Aim: This study investigates the sensitivity of ST T value in a classifier for early detection of fetuses at risk of HIE during labour.

Method: Our data consisted of up to 12 hours of FHR from 418 healthy and 417 HIE neonates from KP hospitals. We applied ST with maximum wavelet scale J=11 to 20-min epochs of FHR and used the coefficients to train a 3-layer bidirectional long short-term memory to classify fetuses as either HIE or healthy. Using 10-fold cross-validation with 10 repetitions, the model with average specificity of 0.7 and highest average sensitivity for each fold was selected. We chose T by varying δJ from 1 (usual default) to J. At each epoch, we used Kruskal–Wallis' test to determine whether performance differences for T value pairs were significant.

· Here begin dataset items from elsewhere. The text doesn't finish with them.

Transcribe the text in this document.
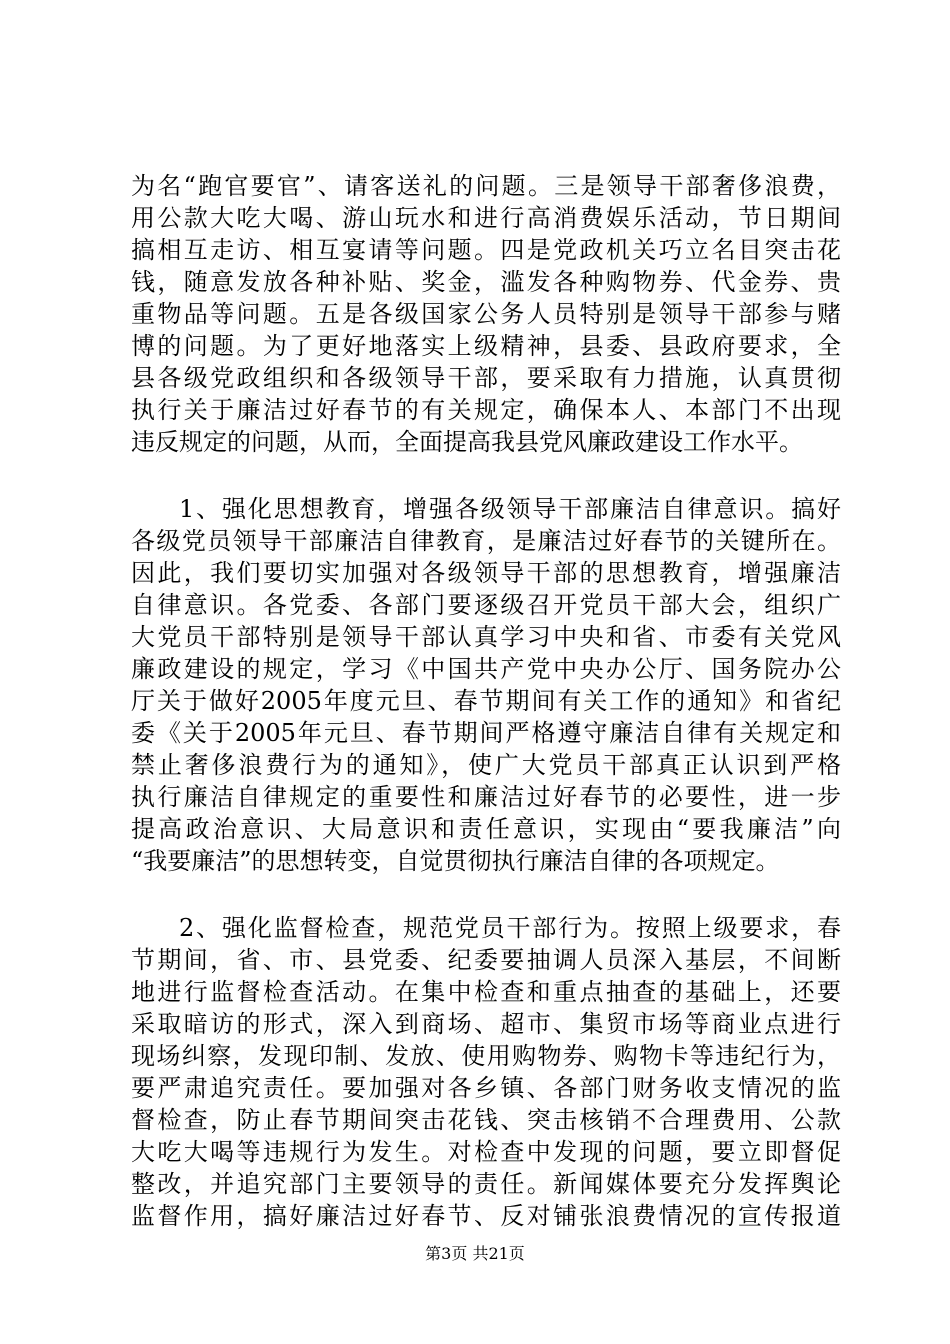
为名“跑官要官”、请客送礼的问题。三是领导干部奢侈浪费，
用公款大吃大喝、游山玩水和进行高消费娱乐活动，节日期间
搞相互走访、相互宴请等问题。四是党政机关巧立名目突击花
钱，随意发放各种补贴、奖金，滥发各种购物券、代金券、贵
重物品等问题。五是各级国家公务人员特别是领导干部参与赌
博的问题。为了更好地落实上级精神，县委、县政府要求，全
县各级党政组织和各级领导干部，要采取有力措施，认真贯彻
执行关于廉洁过好春节的有关规定，确保本人、本部门不出现
违反规定的问题，从而，全面提高我县党风廉政建设工作水平。
1、强化思想教育，增强各级领导干部廉洁自律意识。搞好
各级党员领导干部廉洁自律教育，是廉洁过好春节的关键所在。
因此，我们要切实加强对各级领导干部的思想教育，增强廉洁
自律意识。各党委、各部门要逐级召开党员干部大会，组织广
大党员干部特别是领导干部认真学习中央和省、市委有关党风
廉政建设的规定，学习《中国共产党中央办公厅、国务院办公
厅关于做好2005年度元旦、春节期间有关工作的通知》和省纪
委《关于2005年元旦、春节期间严格遵守廉洁自律有关规定和
禁止奢侈浪费行为的通知》，使广大党员干部真正认识到严格
执行廉洁自律规定的重要性和廉洁过好春节的必要性，进一步
提高政治意识、大局意识和责任意识，实现由“要我廉洁”向
“我要廉洁”的思想转变，自觉贯彻执行廉洁自律的各项规定。
2、强化监督检查，规范党员干部行为。按照上级要求，春
节期间，省、市、县党委、纪委要抽调人员深入基层，不间断
地进行监督检查活动。在集中检查和重点抽查的基础上，还要
采取暗访的形式，深入到商场、超市、集贸市场等商业点进行
现场纠察，发现印制、发放、使用购物券、购物卡等违纪行为，
要严肃追究责任。要加强对各乡镇、各部门财务收支情况的监
督检查，防止春节期间突击花钱、突击核销不合理费用、公款
大吃大喝等违规行为发生。对检查中发现的问题，要立即督促
整改，并追究部门主要领导的责任。新闻媒体要充分发挥舆论
监督作用，搞好廉洁过好春节、反对铺张浪费情况的宣传报道
第3页 共21页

Results: Figure 1 shows test data AUROC median, 10th and 90th percentiles over time for T=64 and T=1024. The black asterisks indicate significant differences between distributions. AUROCs for T=16, 32 and 64 were not distinguishable, but higher T generates fewer ST coefficients, so is preferable. For T=64 and T=1024 there were significant differences as early as 10 hours before delivery.

Conclusion: This study demonstrates that adjusting ST T values to achieve higher time resolution produced better prediction. In future, we will conduct more hyper-parameter tuning and extend current analysis to larger imbalanced dataset.